One of the typical examples applications given by web frameworks is the blog: it shows basic CRUD operations, templating a dispatch- in other words, Model, View and Controller. The current Yesod blog tutorial includes no persistence support, so one of the goals of persistent is to make it possible to have a very light-weight blog tutorial.
Redis support is far from complete (and I mean far), but I think this is a very nice proof-of-concept. And to my knowledge, this might make Yesod the first web framework to have support for the new generation of NoSQL, key-value datastores.
New high-level syntax
I've also scrapped the ugly YAML-based syntax that I'd cobbled together for something which, in my opinion, in much nicer. I'd appreciate feedback on it. The basic idea is:
- Any non-indented line should contain the name of the table. Table name must be capitalized.

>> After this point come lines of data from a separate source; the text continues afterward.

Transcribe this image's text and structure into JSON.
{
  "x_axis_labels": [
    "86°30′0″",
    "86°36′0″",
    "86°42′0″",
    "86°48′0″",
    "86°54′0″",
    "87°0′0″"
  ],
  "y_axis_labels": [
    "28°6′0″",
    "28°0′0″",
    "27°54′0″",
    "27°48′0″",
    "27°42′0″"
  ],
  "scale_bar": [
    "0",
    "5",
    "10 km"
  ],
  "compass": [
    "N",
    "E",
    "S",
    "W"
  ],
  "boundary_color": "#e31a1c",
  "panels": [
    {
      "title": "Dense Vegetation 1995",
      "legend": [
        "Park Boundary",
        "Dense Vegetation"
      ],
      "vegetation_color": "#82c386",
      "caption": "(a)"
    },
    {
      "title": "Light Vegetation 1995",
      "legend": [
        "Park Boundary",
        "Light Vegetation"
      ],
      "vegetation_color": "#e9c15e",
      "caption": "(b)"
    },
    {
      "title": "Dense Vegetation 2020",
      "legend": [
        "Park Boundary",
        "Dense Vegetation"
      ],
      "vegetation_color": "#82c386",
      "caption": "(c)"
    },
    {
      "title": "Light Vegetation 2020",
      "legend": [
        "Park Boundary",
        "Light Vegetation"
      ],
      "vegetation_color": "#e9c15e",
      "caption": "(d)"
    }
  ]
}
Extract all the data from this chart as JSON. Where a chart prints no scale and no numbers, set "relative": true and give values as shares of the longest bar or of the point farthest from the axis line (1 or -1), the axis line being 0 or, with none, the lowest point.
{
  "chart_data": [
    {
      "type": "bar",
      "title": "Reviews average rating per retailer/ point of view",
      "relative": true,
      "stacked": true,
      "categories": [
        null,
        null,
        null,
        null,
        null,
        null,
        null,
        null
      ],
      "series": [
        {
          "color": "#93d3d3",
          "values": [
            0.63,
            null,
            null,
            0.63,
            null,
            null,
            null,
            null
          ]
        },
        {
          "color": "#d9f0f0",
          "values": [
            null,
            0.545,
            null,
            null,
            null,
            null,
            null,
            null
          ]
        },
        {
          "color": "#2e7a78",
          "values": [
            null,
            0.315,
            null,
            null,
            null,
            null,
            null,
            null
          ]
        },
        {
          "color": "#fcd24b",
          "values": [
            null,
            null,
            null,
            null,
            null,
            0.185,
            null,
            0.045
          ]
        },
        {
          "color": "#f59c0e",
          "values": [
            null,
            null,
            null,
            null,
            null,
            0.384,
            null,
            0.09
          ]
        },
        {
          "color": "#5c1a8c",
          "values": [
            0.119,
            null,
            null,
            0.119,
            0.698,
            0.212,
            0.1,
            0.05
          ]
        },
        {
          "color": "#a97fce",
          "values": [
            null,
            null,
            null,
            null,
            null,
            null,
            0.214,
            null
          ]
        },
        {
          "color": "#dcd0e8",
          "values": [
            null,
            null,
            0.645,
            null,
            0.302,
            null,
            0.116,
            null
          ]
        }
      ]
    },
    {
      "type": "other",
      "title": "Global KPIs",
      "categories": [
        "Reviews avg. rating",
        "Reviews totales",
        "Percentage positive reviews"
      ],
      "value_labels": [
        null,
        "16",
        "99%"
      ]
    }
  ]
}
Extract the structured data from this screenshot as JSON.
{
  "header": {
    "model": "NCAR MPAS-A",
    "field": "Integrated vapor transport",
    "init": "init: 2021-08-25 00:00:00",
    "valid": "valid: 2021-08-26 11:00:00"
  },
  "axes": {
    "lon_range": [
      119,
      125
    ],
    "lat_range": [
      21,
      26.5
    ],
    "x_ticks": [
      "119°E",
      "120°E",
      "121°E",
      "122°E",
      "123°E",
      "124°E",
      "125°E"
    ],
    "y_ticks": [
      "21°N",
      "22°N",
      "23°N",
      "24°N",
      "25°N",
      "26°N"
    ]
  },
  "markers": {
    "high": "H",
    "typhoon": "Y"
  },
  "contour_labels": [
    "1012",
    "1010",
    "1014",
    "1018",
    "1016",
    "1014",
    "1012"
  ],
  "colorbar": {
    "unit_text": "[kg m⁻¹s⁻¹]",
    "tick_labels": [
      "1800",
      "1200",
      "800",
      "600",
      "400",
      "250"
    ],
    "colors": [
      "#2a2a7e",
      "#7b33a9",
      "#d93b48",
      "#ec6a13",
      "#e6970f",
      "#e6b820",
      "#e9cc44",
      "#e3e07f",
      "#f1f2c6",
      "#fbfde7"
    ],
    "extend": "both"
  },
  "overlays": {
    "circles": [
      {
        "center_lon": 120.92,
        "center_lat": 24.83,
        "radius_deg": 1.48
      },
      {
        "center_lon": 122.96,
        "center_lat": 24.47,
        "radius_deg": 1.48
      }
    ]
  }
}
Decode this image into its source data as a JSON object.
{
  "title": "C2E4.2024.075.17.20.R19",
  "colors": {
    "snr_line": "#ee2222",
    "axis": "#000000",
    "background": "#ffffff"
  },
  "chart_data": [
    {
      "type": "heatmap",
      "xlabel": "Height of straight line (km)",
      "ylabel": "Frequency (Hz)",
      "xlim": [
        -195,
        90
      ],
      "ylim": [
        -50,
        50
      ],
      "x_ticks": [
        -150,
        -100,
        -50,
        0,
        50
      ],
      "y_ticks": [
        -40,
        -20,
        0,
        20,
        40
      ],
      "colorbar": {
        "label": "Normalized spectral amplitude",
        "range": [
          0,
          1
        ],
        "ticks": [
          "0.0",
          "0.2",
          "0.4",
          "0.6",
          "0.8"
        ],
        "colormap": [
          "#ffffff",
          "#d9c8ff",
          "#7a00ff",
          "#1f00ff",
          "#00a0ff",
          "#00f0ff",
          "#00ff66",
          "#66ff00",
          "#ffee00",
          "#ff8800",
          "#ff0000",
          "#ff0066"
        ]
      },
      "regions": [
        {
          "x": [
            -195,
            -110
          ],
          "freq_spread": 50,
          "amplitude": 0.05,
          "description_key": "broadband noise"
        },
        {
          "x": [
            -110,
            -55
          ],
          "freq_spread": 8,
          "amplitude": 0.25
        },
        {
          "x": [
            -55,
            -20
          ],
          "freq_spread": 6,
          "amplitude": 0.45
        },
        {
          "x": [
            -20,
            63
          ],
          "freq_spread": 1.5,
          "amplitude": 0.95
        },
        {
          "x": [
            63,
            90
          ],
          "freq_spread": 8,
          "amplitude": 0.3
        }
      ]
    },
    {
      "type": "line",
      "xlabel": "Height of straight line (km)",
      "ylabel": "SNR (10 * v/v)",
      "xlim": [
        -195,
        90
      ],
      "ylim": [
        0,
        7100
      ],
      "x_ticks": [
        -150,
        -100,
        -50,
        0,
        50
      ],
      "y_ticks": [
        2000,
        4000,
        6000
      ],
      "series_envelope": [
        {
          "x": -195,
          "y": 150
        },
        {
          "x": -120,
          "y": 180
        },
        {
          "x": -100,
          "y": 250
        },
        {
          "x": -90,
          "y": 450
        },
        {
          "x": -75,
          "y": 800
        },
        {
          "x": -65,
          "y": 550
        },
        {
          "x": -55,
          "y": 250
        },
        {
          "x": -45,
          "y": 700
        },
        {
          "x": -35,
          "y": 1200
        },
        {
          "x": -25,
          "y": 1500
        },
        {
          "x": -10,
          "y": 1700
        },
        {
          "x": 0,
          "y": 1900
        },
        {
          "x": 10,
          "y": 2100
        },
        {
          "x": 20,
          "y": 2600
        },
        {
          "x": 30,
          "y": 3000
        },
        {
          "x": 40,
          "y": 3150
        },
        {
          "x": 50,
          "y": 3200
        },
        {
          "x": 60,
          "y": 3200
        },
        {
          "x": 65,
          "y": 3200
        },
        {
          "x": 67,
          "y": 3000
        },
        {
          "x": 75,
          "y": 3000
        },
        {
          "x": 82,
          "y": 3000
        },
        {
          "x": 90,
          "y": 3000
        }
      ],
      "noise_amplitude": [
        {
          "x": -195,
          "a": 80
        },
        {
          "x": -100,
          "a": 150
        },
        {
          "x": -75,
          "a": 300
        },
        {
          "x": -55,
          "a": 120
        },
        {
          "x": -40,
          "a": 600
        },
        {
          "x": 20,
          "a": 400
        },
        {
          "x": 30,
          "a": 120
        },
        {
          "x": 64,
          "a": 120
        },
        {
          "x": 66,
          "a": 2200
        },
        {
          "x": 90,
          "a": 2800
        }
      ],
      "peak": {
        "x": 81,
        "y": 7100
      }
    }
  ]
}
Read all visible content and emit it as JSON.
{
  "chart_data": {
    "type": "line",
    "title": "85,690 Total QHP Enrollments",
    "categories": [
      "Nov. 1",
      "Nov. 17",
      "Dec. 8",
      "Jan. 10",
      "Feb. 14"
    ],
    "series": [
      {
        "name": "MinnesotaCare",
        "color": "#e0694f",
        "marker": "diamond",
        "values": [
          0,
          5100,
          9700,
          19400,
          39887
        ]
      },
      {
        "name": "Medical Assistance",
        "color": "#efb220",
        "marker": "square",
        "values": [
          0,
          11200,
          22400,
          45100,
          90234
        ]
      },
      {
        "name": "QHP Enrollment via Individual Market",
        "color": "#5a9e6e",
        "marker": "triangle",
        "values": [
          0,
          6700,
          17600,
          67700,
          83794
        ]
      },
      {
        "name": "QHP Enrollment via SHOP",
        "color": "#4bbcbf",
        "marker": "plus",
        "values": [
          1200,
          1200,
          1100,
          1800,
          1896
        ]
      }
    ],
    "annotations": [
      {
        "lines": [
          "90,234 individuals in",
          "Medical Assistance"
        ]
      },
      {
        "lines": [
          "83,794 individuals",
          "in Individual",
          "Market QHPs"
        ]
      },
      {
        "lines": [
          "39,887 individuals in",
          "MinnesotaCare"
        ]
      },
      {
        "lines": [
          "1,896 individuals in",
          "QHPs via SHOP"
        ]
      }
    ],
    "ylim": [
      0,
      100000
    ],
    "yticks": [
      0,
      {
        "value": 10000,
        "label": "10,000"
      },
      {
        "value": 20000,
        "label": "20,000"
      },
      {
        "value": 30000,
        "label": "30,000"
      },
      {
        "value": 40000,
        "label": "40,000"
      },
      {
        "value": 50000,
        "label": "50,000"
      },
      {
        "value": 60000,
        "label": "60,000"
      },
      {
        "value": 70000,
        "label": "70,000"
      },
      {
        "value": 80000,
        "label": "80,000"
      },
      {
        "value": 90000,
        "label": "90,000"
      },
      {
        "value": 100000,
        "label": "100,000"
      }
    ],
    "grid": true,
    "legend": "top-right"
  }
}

- All indented lines (ie, anything beginning with a space) are attribute lines, and are applied to the most recent table name.
- An attribute line beginning with a lowercase defines a column. The first word is the column name, the second is the datatype of the column, and the remaining words are attributes of the column. For example, null means the field is nullable, Eq means the field can be filtered by equality, etc.
- An attribute line beginning with an uppercase defines a unique key. The first word is the constructor name, and the following words are the column names in the unique key.
Here's the definition taken straight from the blog example:
Entry slug String date Day Desc title String content HtmlContent UniqueSlug slug
Here, we can sort in descending order by date, and the slug must be unique.